Imported cases in China hit record numbers
China's imported coronavirus cases have risen to a record 228, data showed yesterday, as infected travellers spread to ever more provinces, adding pressure on authorities to toughen entry rules and health protocols.
For a second day in a row, China found no domestically transmitted cases of the virus that emerged in its central province of Hubei late last year, according to new daily figures registered on Thursday.
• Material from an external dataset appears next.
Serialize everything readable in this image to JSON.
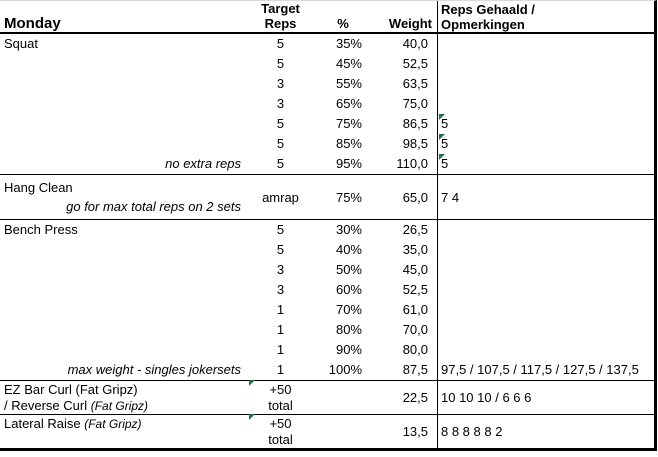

Fears of a second wave of infections are growing just as China brings its epidemic under control, with the spread of the virus in Europe and North America spurring a rush homewards by Chinese expatriates, many of them students.
"The number of imported cases in China has further increased, and so the pressure to be on guard has also increased," Wang Bin, an official of the National Health Commission, told a news conference in Beijing on Friday.
Mainland China had 39 new imported infections on Thursday, the commission said. Fourteen of these were in the southern province of Guangdong, eight in the commercial hub of Shanghai and six in the capital, Beijing, it said in a statement.
The main entrypoints for infected travellers have been key transport hubs such as Beijing, Shanghai and Guangdong, including the city of Shenzhen, near Hong Kong.
The commission did not say where the cases were believed to have originated, but provincial authorities said some of the travellers had been in Britain, Spain and the United States.
Mainland China's tally of infections stands at 80,967, with the death toll at 3,248 by Thursday, an increase of three from the previous day.